Regenxbio will also add to its pipeline two lead product candidates, DTX301 for the treatment of ornithine transcarbamylase (OTC) deficiency, and DTX401 for the treatment of glycogen storage disease type Ia (GSDIa).

DTX301 is currently under an active investigational new drug (IND) application for a Phase 1/2 clinical trial. An IND application for DTX401 is expected to be filed in early 2018.

In April 2017, Dimension announced the termination of its gene therapy program for Hemophilia B, DTX101. This decision was based on Phase 1/2 clinical trial (NCT02618915) results that failed to meet the company’s expectations.

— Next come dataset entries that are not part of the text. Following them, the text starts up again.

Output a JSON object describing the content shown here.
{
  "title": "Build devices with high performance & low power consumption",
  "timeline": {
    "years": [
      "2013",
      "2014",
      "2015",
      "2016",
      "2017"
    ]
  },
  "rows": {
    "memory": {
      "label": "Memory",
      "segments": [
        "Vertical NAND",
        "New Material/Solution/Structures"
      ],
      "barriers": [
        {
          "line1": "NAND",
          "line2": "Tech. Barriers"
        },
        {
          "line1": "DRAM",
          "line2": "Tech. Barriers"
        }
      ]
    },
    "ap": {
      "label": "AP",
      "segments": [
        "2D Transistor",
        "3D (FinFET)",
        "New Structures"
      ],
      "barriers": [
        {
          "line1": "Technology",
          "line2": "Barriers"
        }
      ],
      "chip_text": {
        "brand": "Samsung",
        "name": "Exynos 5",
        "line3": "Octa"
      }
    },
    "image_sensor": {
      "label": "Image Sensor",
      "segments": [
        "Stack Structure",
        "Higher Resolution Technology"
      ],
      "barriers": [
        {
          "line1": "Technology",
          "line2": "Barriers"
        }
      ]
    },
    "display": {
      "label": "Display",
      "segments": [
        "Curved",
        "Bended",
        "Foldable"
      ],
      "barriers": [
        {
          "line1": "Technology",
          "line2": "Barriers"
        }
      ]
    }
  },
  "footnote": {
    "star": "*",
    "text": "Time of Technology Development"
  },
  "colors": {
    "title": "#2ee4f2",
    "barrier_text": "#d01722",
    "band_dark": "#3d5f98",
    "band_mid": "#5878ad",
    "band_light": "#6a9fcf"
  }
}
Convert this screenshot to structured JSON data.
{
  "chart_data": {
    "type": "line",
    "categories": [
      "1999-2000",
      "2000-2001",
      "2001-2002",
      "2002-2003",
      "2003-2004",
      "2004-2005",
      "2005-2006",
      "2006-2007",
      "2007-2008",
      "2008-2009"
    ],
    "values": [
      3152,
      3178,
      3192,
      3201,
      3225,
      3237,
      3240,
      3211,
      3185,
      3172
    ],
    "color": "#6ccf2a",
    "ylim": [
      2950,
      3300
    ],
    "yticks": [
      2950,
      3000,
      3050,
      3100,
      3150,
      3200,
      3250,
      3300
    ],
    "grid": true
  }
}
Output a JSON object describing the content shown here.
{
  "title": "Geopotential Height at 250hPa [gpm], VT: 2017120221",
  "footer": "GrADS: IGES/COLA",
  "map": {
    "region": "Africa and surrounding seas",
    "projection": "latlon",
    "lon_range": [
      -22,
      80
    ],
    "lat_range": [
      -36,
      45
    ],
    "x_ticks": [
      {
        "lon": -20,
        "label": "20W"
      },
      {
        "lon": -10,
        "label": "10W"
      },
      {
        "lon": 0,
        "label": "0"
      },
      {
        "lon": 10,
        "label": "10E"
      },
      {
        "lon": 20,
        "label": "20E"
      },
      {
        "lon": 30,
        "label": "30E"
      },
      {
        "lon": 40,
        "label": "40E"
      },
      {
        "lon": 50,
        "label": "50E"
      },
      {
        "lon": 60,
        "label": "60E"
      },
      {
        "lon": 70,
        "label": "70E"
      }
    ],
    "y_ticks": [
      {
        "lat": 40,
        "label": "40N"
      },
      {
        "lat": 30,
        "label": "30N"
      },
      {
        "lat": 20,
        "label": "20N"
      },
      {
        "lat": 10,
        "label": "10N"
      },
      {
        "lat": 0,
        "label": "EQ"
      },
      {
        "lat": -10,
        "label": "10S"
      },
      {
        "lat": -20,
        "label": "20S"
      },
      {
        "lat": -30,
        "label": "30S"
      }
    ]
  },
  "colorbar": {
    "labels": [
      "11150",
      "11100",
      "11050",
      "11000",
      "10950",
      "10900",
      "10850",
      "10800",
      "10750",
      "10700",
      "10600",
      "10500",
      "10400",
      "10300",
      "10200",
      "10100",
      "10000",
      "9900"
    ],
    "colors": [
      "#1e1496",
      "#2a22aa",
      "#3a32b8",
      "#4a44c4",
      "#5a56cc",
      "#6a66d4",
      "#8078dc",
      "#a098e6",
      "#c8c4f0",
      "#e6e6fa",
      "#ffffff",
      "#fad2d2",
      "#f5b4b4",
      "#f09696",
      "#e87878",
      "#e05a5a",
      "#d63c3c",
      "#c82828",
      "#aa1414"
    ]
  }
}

“The acquisition of Dimension is another meaningful step in building a robust clinical pipeline of gene therapy product candidates with the goal of improving treatment options for patients and families in many diseases,” said Annalisa Jenkins, CEO of Dimension.

“I am proud of the accomplishments of the Dimension team and of our partners in the research and clinical communities, who together have made significant contributions to the progress of AAV technologies and the advancement of new therapeutic candidates for devastating rare and metabolic diseases associated with the liver,” she added.